Methods: Extracts of three medicinal herbs (Brassica juncea, Forsythia suspensa, and Inula britannica) were prepared using ethanol or water. The total phenolic, flavonoid, and saponin content, condensed tannin content, and reducing sugar content of the herb extracts were determined via phytochemical screening. Tandem mass analysis was performed using an ultra-performance liquid chromatography (UPLC)-electrospray ionization (ESI)-Q/Orbitrap instrument. Virus titrations were determined via tissue culture infective dose (TCID50) and cytotoxicity assays. Hemolysis and hepatotoxicity were measured to determine safety.
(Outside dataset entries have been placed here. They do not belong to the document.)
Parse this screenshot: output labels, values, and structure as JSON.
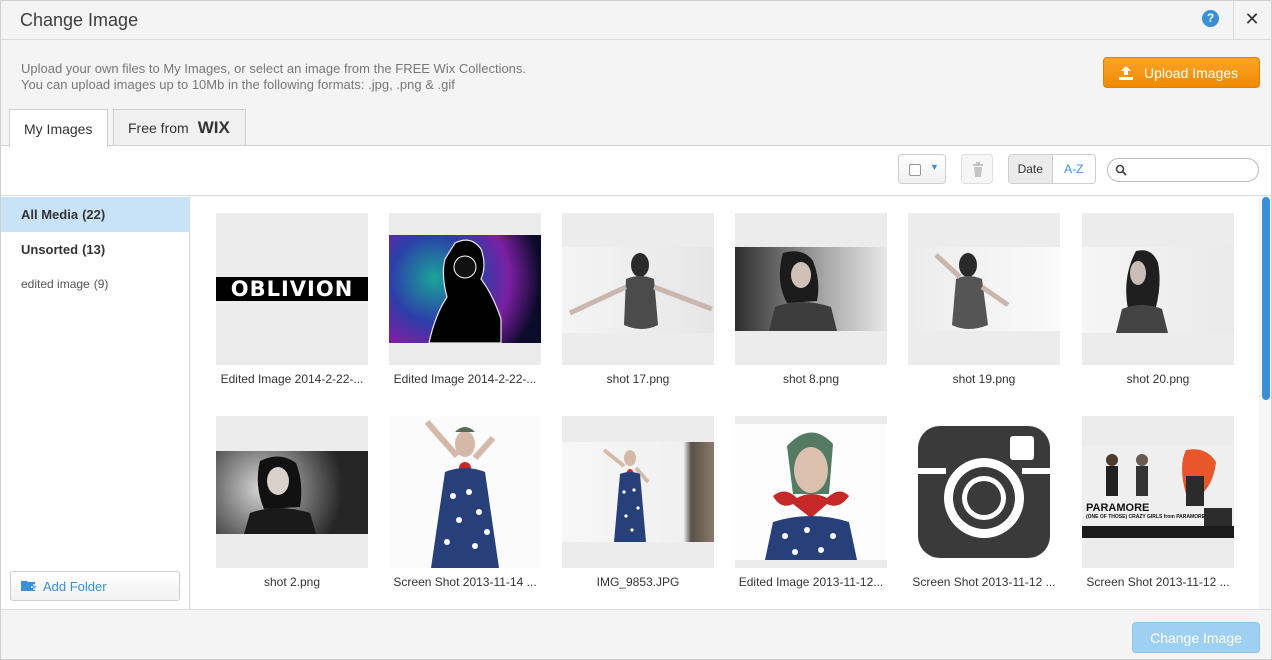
{
  "dialog": {
    "title": "Change Image",
    "help_label": "?",
    "close_label": "✕",
    "intro_line1": "Upload your own files to My Images, or select an image from the FREE Wix Collections.",
    "intro_line2": "You can upload images up to 10Mb in the following formats: .jpg, .png & .gif",
    "upload_label": "Upload Images",
    "accent": "#3b8fd6",
    "upload_color": "#f39200"
  },
  "tabs": {
    "my_images": "My Images",
    "free_from": "Free from",
    "wix": "WIX"
  },
  "toolbar": {
    "sort_date": "Date",
    "sort_az": "A-Z",
    "search_placeholder": ""
  },
  "sidebar": {
    "folders": [
      {
        "label": "All Media",
        "count": "(22)"
      },
      {
        "label": "Unsorted",
        "count": "(13)"
      },
      {
        "label": "edited image",
        "count": "(9)"
      }
    ],
    "add_folder": "Add Folder"
  },
  "images": [
    {
      "name": "Edited Image 2014-2-22-..."
    },
    {
      "name": "Edited Image 2014-2-22-..."
    },
    {
      "name": "shot 17.png"
    },
    {
      "name": "shot 8.png"
    },
    {
      "name": "shot 19.png"
    },
    {
      "name": "shot 20.png"
    },
    {
      "name": "shot 2.png"
    },
    {
      "name": "Screen Shot 2013-11-14 ..."
    },
    {
      "name": "IMG_9853.JPG"
    },
    {
      "name": "Edited Image 2013-11-12..."
    },
    {
      "name": "Screen Shot 2013-11-12 ..."
    },
    {
      "name": "Screen Shot 2013-11-12 ..."
    }
  ],
  "thumb_text": {
    "oblivion": "OBLIVION",
    "paramore": "PARAMORE",
    "paramore_sub": "(ONE OF THOSE) CRAZY GIRLS from PARAMORE"
  },
  "footer": {
    "change_label": "Change Image"
  }
}
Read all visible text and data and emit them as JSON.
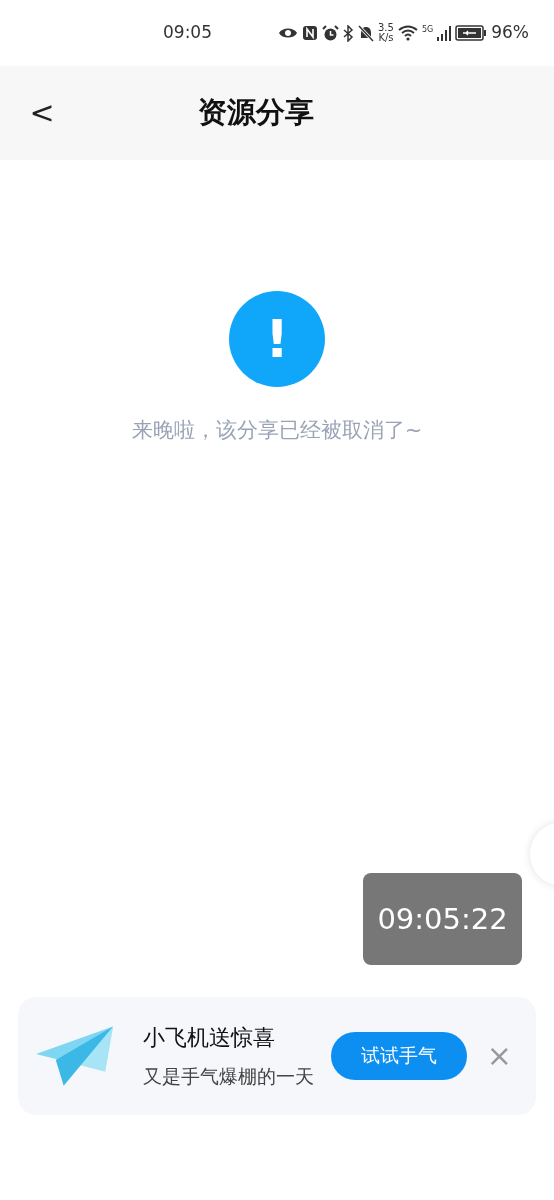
{
  "status_bar": {
    "time": "09:05",
    "speed_value": "3.5",
    "speed_unit": "K/s",
    "network": "5G",
    "battery": "96%"
  },
  "header": {
    "back": "<",
    "title": "资源分享"
  },
  "notice": {
    "icon": "!",
    "message": "来晚啦，该分享已经被取消了~"
  },
  "timer": "09:05:22",
  "banner": {
    "title": "小飞机送惊喜",
    "subtitle": "又是手气爆棚的一天",
    "button": "试试手气",
    "close": "×"
  }
}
Results: Among the three medicinal herbs, F. suspensa showed the highest concentration of phenolic compounds, flavonoids, and saponins. The number of phytochemical compounds detected via tandem mass analysis of B. juncea, F. suspensa, and I. britannica was 5 (including sinigrin, m/z [M-H] = 358.02), 14 (including forsythoside A, m/z [M-H] = 623.19), and 18 (including chlorogenic acid, m/z [M-H] = 353.20), respectively. The antiviral effects of the B. juncea extracts (ethanol and water) and I. britannica extract (ethanol) were further investigated. The ethanol extract of B. juncea showed a 3 Log TCID50/25 μL virus titration reduction and the water extract showed a selectivity index of 13.668 against infected influenza H1N1 virus A/NWS/33. The B. juncea extracts did not show hemolysis activities and hepatotoxicity (< 20%). The ethanol extract of I. britannica showed the most effective virus titration decrease, whereas its hemolytic and hepatotoxicity values were the most significantly different compared to the control. Despite the high concentration of phytochemicals detected in F. suspensa, the extract showed approximately 1 Log TCID50/25 μL at the highest concentration.
Conclusion: B. juncea may show antiviral effects against H1N1 in a host. In addition, B. juncea may also show decreased disadvantages compared to other antiviral agents.
Keywords: Antiviral effect; Human safety; Medicinal herbs; Phytochemical properties.